In the Kruger to Canyons Biosphere, the Catchment Investment Programme was designed as a mechanism to mobilise finance for nature-based solutions in the Blyde catchment from public and private actors and downstream beneficiaries. Conservation South Africa has also been involved in durable-finance work under the Mega Living Landscapes programme in the Eastern Grasslands and Greater Kruger landscapes.

== Impact and evaluation ==
Monitoring and evaluation of the Community Adaptation Small Grants Facility reported that by September 2017, 12 small-grant recipients had been approved for full implementation, exceeding the original target, after review of 79 grant applications. Facilitating agencies had supported at least 17 applicants during proposal development, and training and mentoring were delivered on agroecology, climate change adaptation, financial management and reporting.

Assessment work also identified tangible outputs and broader outcomes. Site visits recorded infrastructure such as boreholes, solar panels, storage sheds, livestock and fencing, together with gains in social capital, organisational and administrative capacity, knowledge of climate-smart practices, and social and economic cooperation within communities. In Namakwa, wetland restoration improved access to water and reduced disaster risk, while land-management changes and rangeland restoration were associated with lower vulnerability and improved ecosystem resilience, although rangeland outcomes remained slower to assess.

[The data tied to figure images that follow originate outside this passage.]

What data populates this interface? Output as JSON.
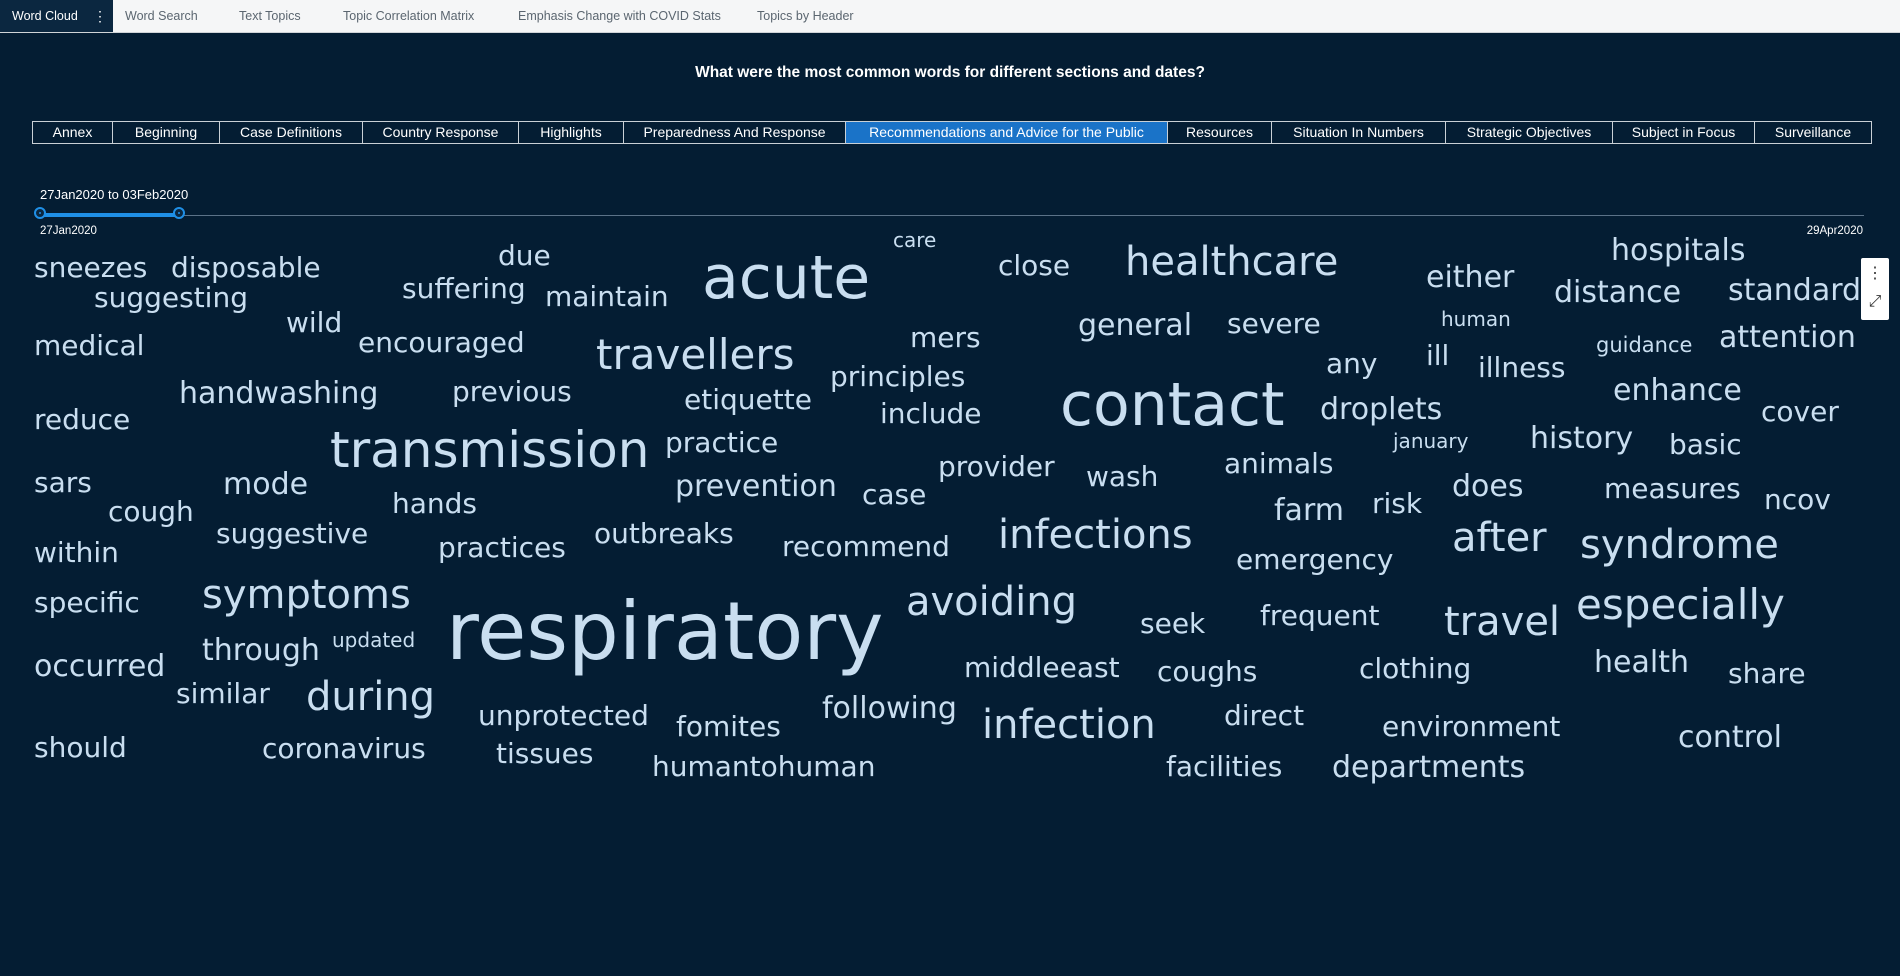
{
  "tabs": [
    {
      "label": "Word Cloud",
      "active": true
    },
    {
      "label": "Word Search"
    },
    {
      "label": "Text Topics"
    },
    {
      "label": "Topic Correlation Matrix"
    },
    {
      "label": "Emphasis Change with COVID Stats"
    },
    {
      "label": "Topics by Header"
    }
  ],
  "tab_menu_icon": "⋮",
  "page_title": "What were the most common words for different sections and dates?",
  "sections": [
    "Annex",
    "Beginning",
    "Case Definitions",
    "Country Response",
    "Highlights",
    "Preparedness And Response",
    "Recommendations and Advice for the Public",
    "Resources",
    "Situation In Numbers",
    "Strategic Objectives",
    "Subject in Focus",
    "Surveillance"
  ],
  "selected_section": "Recommendations and Advice for the Public",
  "date_range": {
    "label": "27Jan2020 to 03Feb2020",
    "min": "27Jan2020",
    "max": "29Apr2020",
    "selected_start_fraction": 0.0,
    "selected_end_fraction": 0.076
  },
  "tools": {
    "menu_icon": "⋮",
    "maximize_icon": "⤢"
  },
  "colors": {
    "background": "#041d33",
    "word": "#c9def0",
    "accent": "#1a73c8"
  },
  "words": [
    "sneezes",
    "disposable",
    "due",
    "care",
    "acute",
    "close",
    "healthcare",
    "hospitals",
    "suggesting",
    "suffering",
    "maintain",
    "either",
    "distance",
    "standard",
    "wild",
    "general",
    "severe",
    "human",
    "medical",
    "encouraged",
    "travellers",
    "mers",
    "guidance",
    "attention",
    "ill",
    "any",
    "illness",
    "handwashing",
    "previous",
    "principles",
    "enhance",
    "etiquette",
    "include",
    "contact",
    "droplets",
    "cover",
    "reduce",
    "january",
    "history",
    "basic",
    "transmission",
    "practice",
    "animals",
    "provider",
    "wash",
    "sars",
    "mode",
    "prevention",
    "case",
    "does",
    "measures",
    "ncov",
    "cough",
    "hands",
    "farm",
    "risk",
    "suggestive",
    "infections",
    "after",
    "syndrome",
    "within",
    "outbreaks",
    "recommend",
    "practices",
    "emergency",
    "symptoms",
    "avoiding",
    "specific",
    "frequent",
    "travel",
    "especially",
    "seek",
    "respiratory",
    "updated",
    "through",
    "middleeast",
    "coughs",
    "clothing",
    "health",
    "occurred",
    "share",
    "similar",
    "during",
    "following",
    "unprotected",
    "fomites",
    "infection",
    "direct",
    "environment",
    "control",
    "should",
    "coronavirus",
    "tissues",
    "humantohuman",
    "facilities",
    "departments"
  ]
}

Limitations and risks were also identified. Implementation progress under the small-grants facility was rated marginally satisfactory, and substantial capacity-building needs meant that site visits had already reached 70 per cent of the projected total for the full project period. The mid-term evaluation found that early compliance and reporting systems were overly complex, creating reporting and capacity problems, and warned that short-term, fully exclusive project funding posed risks to the sustainability of some outcomes. In Namakwa, rangeland and wetland restoration were assessed as more expensive than other adaptation options, and rangeland restoration in particular was not financially viable for landowners without wider public support.